= Kristofer Blindheim Grønskag =

Norwegian playwright

Kristofer Blindheim Grønskag (born December 4, 1984) is a Norwegian playwright.

Grønskag has a master's degree in Applied Theatre Science from the Norwegian University of Science and Technology in Trondheim.

His professional debut as a playwright was with the play The Beloved (Den elskede) in 2009, which premiered at Teaterhuset Avant Garden in Trondheim. He has written several plays for both children, youth and adults, and his work is so far translated into ten languages.

Next to his work as a playwright Grønskag has taught different classes at Norwegian universities.
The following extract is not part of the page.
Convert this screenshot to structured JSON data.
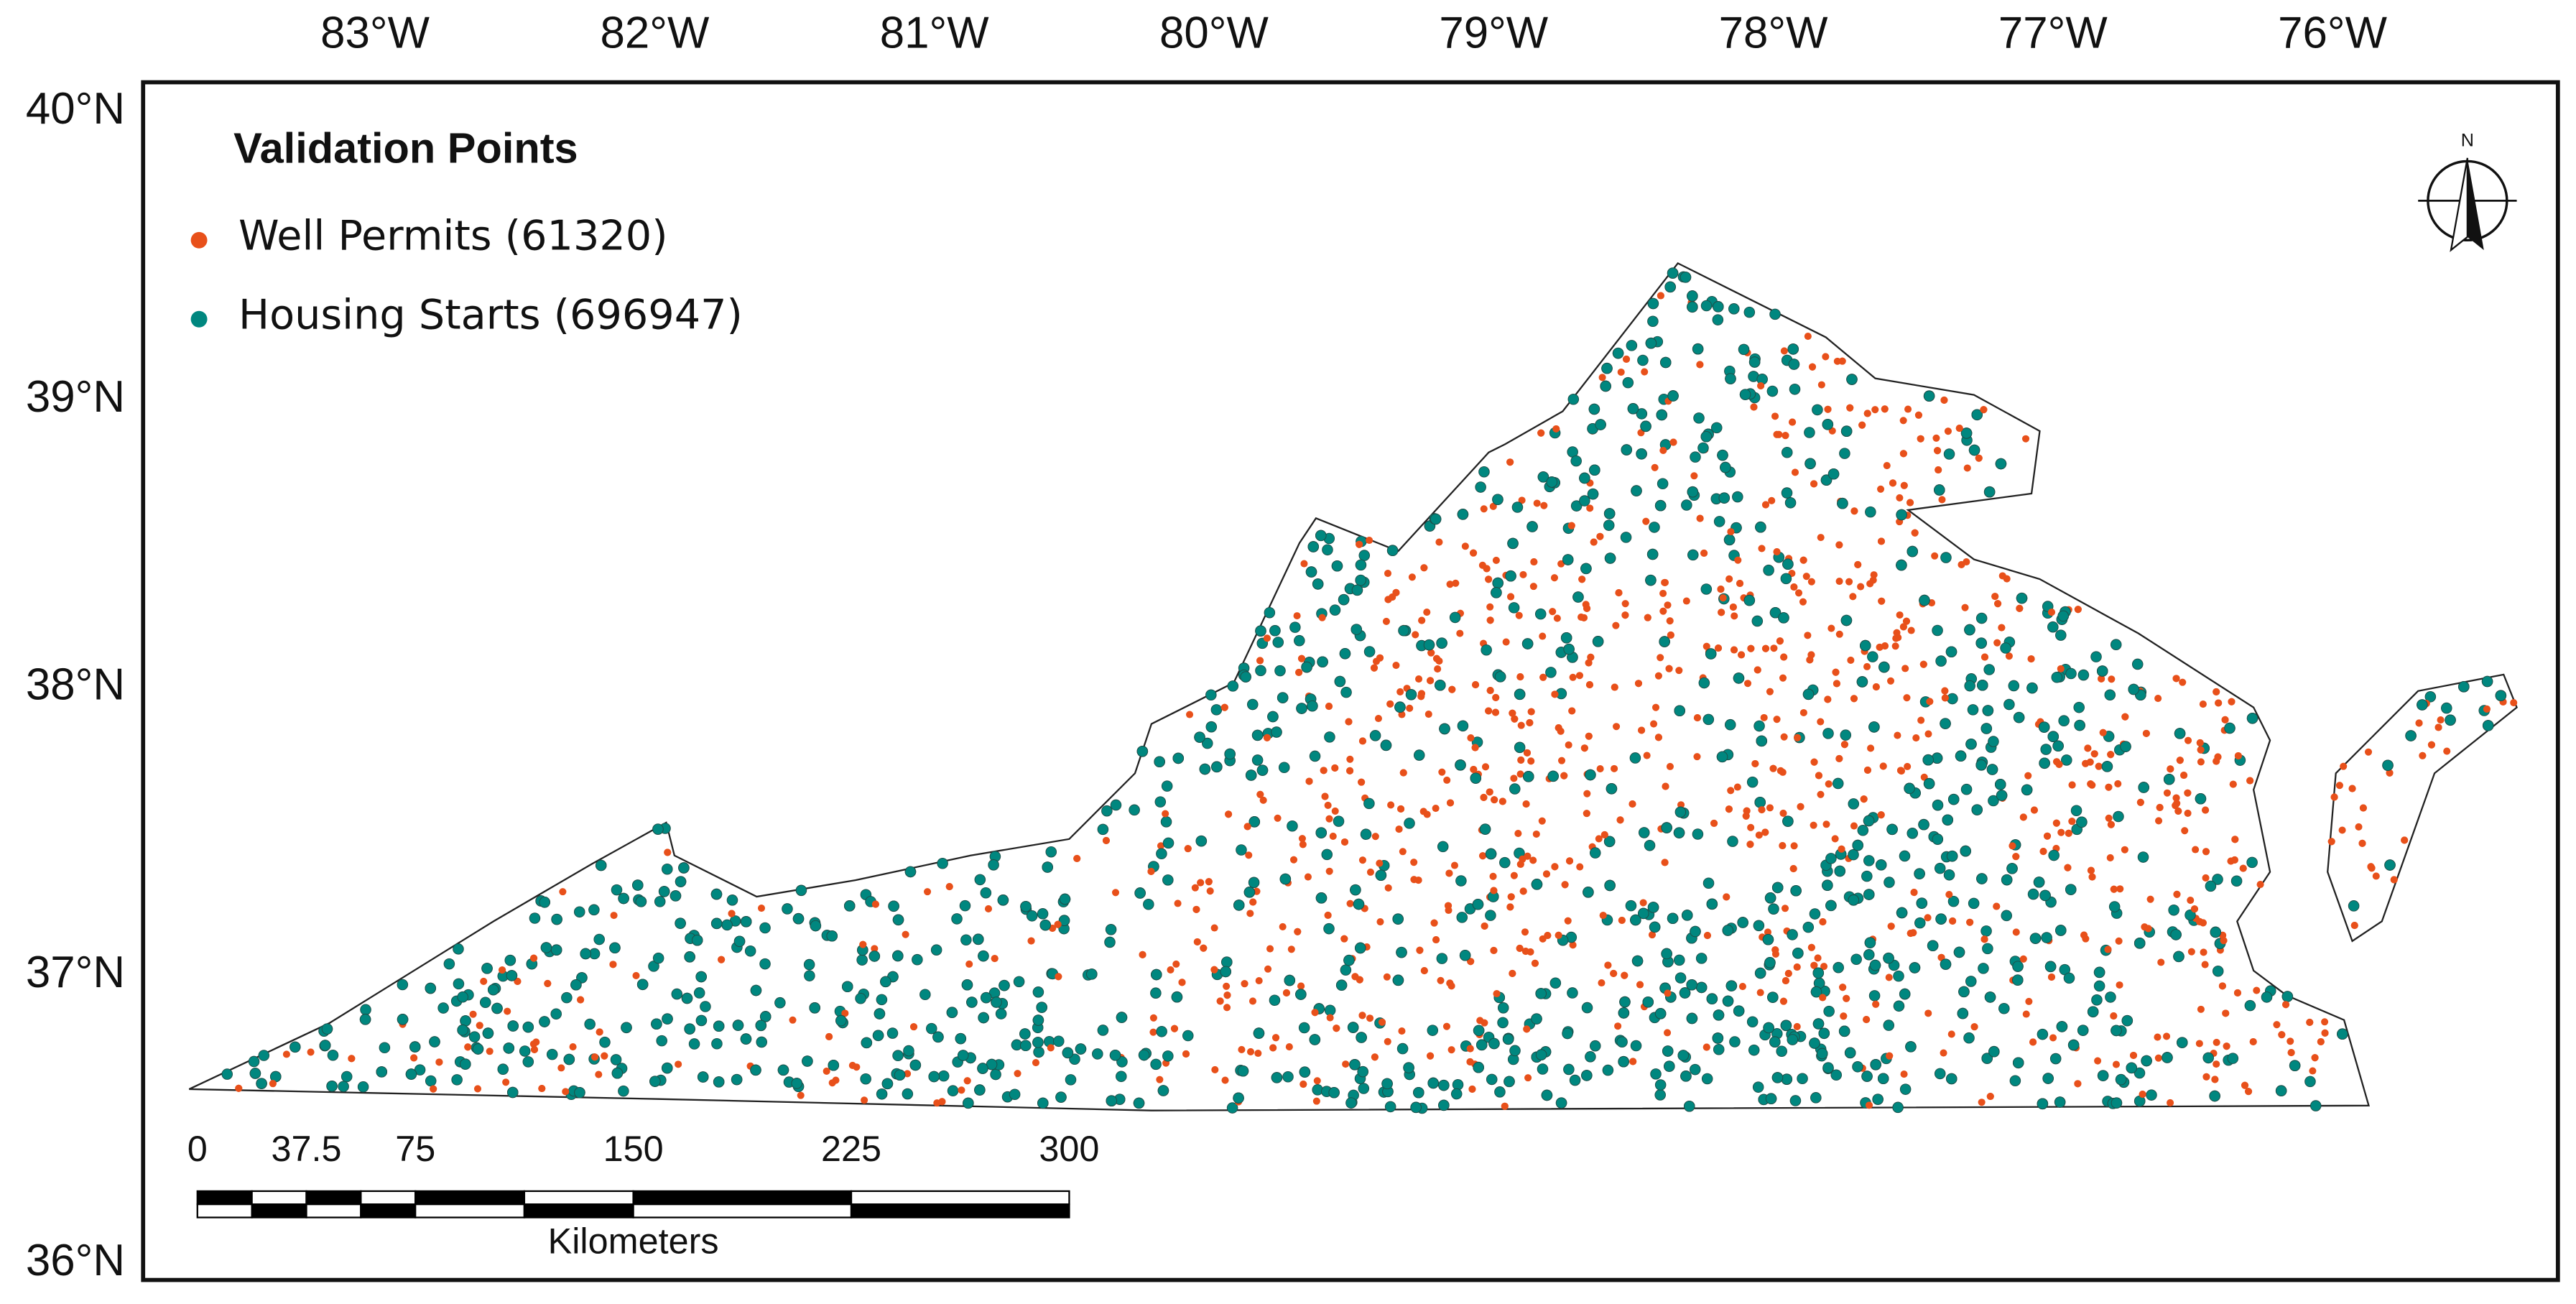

Grønskag was playwright in residence at The Norwegian Centre for New Playwriting in Oslo 2014–2015. During the same period he was also the Norwegian representative in European Writers Lab.

== Selected plays in English ==
- 2016 - Counting to zero
- 2015 - Satellites in the Night Sky (children's theatre)
- 2012 - Kinder K
- 2009 - The Beloved

== Works produced in English ==
- 2017 - Kinder K at Drama Centre London. Produced by Cut the Cord Productions. Directed by Camilla Gürtler.

== Selected awards and nominations ==
- 2018 - Nominated for the National Ibsen Award 2018 for Counting to zero.
- 2018 - Winner of the Jugendtheaterpreis Baden-Württemberg for Satellites in the Night Sky. Translated by Nelly Winterhalder.
- 2017 - Winner of the Nordic Radio Drama Prize 2017 for the NRK radio theatre production of The Beloved.
- 2016 - Longlisted for the Deutscher Kindertheaterpreia 2016 for Satellites in the Night Sky.
- 2012 - Second place in the Norwegian Theatre Council's play contest for Kinder K.
- 2012 - Third place in the Norwegian Theatre Council's play contest for The Beloved.
- 2012 - Amsterdam Fringe Bronze Award for The Beloved.